Summer 2015!!!

The end of the school year has come and gone...the end of preschool.  It seems like such a short time ago I was anxiously awaiting our first big IEP.  Our first big step into the school world.  Now over two years have gone by.  It's been good for him - for all of us. 

Nurse Leah, Ms. Birner, Mrs. Walker
Mrs. Mayer & Luke

Luke's social interaction is rapidly increasing.  It's still not typical but showing steady improvement.  His teacher told me that he increased in all of his social goal areas.  I have seen him talking to and interacting more with other children.  He has been going to kindergarten play dates that are set up by the school.  Mostly he kind of runs around and does his own thing.  But at the last one, he talked to and played with a sweet little boy for a long time and even cried when we left.  He asked about the little boy as soon as he woke up the next day.  It's been really exciting to see him start to even care about playing with other kids. 

When I talked to Luke's current teacher about his progress recently she said she thinks he's ready for kindergarten.  They've worked really hard with him but she said that he's ready for this next step.  I feel like he is...but I'm still so nervous.  But I guess I'm pretty nervous before each big step....every parent is! Luke has grown a lot with his teachers the past two years.  We've also had a lot of hand holding by his nurse, Nurse Leah.  She only works with the early childhood kids so we are moving on to new teachers, new therapists, new nurse....EEEK.  

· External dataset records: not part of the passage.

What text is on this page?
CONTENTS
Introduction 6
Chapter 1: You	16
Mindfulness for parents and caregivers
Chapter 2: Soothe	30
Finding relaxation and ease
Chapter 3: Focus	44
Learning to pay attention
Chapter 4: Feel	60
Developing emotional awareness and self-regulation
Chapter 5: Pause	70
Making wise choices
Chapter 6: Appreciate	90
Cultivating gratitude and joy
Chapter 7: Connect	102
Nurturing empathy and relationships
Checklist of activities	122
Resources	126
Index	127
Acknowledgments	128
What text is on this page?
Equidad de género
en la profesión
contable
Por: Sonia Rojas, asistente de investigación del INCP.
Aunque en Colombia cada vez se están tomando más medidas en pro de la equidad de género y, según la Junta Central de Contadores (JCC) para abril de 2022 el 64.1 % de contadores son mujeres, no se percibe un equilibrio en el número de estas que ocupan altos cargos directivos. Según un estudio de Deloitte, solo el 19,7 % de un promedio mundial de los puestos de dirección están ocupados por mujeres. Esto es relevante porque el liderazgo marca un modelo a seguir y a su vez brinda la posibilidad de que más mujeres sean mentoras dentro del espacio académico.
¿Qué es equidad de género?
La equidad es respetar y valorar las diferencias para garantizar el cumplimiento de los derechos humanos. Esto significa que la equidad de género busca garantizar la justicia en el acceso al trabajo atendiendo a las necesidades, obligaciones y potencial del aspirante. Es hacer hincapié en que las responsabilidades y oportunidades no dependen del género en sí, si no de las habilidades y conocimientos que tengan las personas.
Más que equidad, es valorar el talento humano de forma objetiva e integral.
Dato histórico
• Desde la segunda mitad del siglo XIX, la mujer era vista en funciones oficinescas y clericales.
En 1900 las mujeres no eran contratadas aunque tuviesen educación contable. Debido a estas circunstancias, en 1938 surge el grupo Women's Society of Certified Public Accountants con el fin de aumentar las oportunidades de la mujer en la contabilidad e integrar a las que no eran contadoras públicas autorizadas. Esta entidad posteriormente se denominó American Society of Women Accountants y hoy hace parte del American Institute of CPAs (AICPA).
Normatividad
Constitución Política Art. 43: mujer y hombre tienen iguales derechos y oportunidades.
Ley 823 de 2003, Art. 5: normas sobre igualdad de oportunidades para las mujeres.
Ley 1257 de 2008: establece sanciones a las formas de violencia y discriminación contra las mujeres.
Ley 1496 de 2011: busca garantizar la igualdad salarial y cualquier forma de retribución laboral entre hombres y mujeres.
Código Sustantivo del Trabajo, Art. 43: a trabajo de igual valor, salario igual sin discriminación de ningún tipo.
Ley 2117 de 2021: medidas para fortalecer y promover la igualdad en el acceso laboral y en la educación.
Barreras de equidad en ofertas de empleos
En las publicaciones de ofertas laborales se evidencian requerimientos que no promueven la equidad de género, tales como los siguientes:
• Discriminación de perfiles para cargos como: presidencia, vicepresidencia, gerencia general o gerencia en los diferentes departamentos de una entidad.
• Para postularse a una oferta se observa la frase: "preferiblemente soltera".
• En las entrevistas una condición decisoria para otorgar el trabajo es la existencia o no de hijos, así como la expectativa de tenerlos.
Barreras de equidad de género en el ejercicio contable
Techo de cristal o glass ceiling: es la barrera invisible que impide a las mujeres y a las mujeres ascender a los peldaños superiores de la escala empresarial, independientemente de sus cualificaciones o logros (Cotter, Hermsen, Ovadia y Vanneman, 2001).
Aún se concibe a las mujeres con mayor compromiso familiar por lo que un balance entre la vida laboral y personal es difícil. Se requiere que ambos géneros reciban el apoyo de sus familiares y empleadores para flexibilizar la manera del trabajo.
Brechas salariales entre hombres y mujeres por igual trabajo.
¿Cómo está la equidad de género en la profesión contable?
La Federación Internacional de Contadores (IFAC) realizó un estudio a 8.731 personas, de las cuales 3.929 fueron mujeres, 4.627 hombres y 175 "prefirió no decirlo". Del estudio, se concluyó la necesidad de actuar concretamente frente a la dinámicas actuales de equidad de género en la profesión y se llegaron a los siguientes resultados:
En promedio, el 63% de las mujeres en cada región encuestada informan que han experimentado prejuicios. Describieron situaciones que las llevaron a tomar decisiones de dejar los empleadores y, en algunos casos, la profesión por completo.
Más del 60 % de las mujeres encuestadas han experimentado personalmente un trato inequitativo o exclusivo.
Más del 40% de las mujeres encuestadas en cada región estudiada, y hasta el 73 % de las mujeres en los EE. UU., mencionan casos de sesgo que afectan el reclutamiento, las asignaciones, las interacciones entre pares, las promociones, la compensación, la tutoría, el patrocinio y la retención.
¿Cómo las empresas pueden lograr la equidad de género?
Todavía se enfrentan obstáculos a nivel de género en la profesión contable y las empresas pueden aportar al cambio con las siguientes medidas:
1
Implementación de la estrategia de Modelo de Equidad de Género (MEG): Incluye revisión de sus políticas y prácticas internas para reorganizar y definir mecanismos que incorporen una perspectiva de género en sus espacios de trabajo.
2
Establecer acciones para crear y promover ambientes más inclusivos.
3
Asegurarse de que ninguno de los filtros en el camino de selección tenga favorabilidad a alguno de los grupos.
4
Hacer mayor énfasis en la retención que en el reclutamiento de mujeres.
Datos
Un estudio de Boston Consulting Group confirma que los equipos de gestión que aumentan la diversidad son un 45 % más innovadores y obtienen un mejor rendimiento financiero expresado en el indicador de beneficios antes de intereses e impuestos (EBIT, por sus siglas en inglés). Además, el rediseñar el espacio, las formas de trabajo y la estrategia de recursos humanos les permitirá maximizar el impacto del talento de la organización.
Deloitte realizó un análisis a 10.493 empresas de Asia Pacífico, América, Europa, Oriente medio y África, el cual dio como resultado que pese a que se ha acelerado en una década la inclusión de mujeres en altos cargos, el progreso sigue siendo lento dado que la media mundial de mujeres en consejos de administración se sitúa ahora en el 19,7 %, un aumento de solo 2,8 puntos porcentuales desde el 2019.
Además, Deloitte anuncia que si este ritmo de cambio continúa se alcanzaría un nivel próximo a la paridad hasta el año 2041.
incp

Exciting stuff...Luke is learning to write his name!!!  He's been doing pretty good with hand over hand assistance but the other day he just picked up a marker and did this independently.  It's so fun to see such great progress! 

All. By. Himself!!!!

His seizures have been pretty under control (as usual...knock on wood, please!).  We had a little hiccup a few months ago when a few came completely out of the blue.   Otherwise it's been pretty under control.  We've gone over a year since his last big status seizure.  I hope we can make it a LOT longer than that....maybe forever!  That's not too much to ask, right!  We are continuing to work with his epilepsy doctor to decrease one of his medications and get him down to two and hopefully eventually to one.  As we decrease this medicine we can see him changing - becoming chattier and sillier and more outgoing.  I'm really hoping that we can safely have him down to two by the time he goes into kindergarten. 

First hour into an almost 3 hour
neurologist appointment with
both boys...oy!  

I try not to worry about it too much. One of us still sleeps with him every night and at this point the plan is to continue that until he can tell us he is having/has had a seizure...So maybe forever??? Ha!  I hope not!  When he had some unprompted ones in March, he was able to tell us he felt wobbly which I thought was progress.  It's really, really hard to make the call to STOP sleeping with him, though, since we're always afraid of missing something on the monitor.  We've ordered a device called the Embrace which is supposed to be able to alert us to his seizures but there has been a delay in distribution. 

Reading stories together.

This summer we're settling down...We're not sending him to summer school.  We're decreasing therapy (decreasing, not stopping!).  I don't know if it's the right choice but I feel like the whole family could use a little break from everything.  I'm hoping to do lots of play dates with friends that I never get to see during the school year.  I think that's the best therapy for all of us!